Former Gloucestershire chief Tim Brain told PoliceOracle.com that most chief constables can expect to be awarded the QPM.

"I think for 30-40 years it was almost exclusively awarded to chief officers.

"That’s evened up a bit really in about the last 15 years with the ‘people’s honours’ and the feeling that more people should be given them," the policing academic, who was awarded both the OBE and QPM in his career, said.

“Chief constables are taking on an awful lot of responsibility they, by definition will not have got to their job without a demonstrable track record, so it’s not unreasonable that chief officers should receive recognition for their service."

He explained when he was chief he would canvass heads of departments, chief supers and the Fed for suggestions to send off.

“Of course, none of us actually know how the honours are awarded,” Dr Brain added.

Northern Ireland is the only part of the UK in which officers of Fed rank make up the vast majority of recipients of the only regularly awarded police-exclusive honour.

PSNI officers receive six QPMs a year.

Despite being asked, a Home Office spokesman did not detail reasons behind the award of the honours to officers in England and Wales, but explained that the Home Secretary makes recommendations after speaking to a committee of representatives from the NPCC, Met, HMIC and College of Policing.

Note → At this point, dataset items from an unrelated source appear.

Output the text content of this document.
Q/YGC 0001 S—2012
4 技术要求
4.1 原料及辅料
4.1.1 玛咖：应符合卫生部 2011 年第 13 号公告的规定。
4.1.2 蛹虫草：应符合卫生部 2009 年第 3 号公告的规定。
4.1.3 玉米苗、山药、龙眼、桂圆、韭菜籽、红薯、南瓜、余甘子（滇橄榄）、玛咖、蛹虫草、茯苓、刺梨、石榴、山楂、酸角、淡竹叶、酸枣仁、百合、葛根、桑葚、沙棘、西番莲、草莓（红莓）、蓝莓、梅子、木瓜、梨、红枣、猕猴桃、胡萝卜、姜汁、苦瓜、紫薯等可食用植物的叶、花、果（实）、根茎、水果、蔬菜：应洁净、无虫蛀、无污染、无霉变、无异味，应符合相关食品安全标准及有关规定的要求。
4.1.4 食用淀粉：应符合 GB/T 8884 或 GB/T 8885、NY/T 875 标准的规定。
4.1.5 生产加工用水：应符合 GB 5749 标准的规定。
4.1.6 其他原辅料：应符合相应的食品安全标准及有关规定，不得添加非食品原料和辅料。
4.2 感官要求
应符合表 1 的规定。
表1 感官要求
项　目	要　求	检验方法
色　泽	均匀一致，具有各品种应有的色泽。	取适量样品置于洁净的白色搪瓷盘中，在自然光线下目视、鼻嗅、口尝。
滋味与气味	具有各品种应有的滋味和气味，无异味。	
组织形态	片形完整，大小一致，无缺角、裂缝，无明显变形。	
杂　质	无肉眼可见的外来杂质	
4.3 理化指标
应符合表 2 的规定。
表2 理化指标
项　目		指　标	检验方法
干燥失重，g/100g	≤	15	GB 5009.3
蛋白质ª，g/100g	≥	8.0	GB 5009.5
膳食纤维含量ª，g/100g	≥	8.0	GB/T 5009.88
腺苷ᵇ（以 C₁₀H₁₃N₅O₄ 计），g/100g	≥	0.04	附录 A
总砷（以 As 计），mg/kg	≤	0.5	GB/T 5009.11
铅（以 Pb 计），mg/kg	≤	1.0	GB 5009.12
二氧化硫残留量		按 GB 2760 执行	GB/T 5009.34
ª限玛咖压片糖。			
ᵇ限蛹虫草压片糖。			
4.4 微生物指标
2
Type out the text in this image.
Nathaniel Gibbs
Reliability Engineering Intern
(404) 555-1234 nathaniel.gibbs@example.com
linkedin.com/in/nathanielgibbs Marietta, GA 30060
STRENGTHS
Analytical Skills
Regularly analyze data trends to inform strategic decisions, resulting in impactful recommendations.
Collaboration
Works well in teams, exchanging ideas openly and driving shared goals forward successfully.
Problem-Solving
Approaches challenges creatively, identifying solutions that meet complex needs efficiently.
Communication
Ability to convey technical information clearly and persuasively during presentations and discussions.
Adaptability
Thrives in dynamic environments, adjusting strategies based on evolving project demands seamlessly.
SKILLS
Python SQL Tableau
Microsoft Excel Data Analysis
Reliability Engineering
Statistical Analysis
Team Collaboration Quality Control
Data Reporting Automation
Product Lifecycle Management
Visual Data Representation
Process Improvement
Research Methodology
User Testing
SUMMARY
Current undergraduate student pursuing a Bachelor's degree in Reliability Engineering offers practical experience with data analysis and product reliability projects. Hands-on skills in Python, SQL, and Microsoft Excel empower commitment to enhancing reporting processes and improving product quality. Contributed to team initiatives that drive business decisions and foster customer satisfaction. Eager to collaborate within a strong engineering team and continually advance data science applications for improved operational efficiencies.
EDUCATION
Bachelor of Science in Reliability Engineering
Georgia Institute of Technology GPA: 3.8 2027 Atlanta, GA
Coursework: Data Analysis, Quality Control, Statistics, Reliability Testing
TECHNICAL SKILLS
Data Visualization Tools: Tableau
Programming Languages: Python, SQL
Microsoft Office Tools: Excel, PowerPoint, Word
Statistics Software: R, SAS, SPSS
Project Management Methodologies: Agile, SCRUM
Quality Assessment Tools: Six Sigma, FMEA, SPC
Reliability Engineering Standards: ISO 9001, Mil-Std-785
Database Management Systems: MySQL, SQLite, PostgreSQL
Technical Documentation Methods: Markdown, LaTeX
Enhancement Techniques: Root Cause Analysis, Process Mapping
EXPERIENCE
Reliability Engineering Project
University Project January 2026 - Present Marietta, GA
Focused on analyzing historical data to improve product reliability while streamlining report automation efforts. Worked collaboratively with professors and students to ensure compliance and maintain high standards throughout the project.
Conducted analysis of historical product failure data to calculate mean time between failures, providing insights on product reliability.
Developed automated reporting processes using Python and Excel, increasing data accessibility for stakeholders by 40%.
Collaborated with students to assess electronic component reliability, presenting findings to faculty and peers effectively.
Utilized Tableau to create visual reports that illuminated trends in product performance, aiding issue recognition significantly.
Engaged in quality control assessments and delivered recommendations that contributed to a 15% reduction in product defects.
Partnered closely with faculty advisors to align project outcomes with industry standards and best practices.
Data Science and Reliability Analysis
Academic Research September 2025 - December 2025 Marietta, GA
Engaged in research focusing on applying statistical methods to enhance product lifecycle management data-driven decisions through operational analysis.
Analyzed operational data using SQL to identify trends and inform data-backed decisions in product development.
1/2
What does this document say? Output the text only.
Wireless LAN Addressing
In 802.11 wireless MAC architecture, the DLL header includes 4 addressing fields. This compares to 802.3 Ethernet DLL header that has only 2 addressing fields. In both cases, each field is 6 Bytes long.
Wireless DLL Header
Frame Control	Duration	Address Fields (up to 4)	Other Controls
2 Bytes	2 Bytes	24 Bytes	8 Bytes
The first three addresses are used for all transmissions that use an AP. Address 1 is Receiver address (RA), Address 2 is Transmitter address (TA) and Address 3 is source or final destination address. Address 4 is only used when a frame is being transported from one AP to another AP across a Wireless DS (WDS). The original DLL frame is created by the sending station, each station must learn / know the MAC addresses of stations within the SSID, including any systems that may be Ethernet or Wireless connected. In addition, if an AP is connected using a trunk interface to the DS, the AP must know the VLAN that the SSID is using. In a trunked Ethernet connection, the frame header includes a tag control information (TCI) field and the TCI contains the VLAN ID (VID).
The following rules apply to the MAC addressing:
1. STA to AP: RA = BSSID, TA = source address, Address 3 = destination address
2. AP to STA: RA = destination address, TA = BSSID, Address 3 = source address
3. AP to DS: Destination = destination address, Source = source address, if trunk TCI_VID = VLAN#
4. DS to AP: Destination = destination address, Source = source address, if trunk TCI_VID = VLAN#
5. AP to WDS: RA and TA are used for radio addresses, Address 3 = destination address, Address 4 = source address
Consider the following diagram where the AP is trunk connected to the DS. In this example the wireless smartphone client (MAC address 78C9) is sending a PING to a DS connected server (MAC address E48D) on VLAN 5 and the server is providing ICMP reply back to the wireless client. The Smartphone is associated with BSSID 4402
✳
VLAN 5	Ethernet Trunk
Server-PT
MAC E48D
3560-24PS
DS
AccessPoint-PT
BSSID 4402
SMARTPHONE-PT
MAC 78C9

The award is even less representative of the workforce in Scotland where just one officer of Federated rank has been awarded a QPM since 2011.

There are usually six QPMs a year awarded in Scotland.

However, unlike in England and Wales, special constables are regularly considered for the gong, with four of them receiving it in the period.

When asked to explain the situation, the Scottish Government said that Police Scotland now submits nominations for the QPM and these are considered by an “independent panel” which judges them.

PoliceOracle.com's analysis did not include figures for the 2016 Birthday Honours which will be announced tomorrow.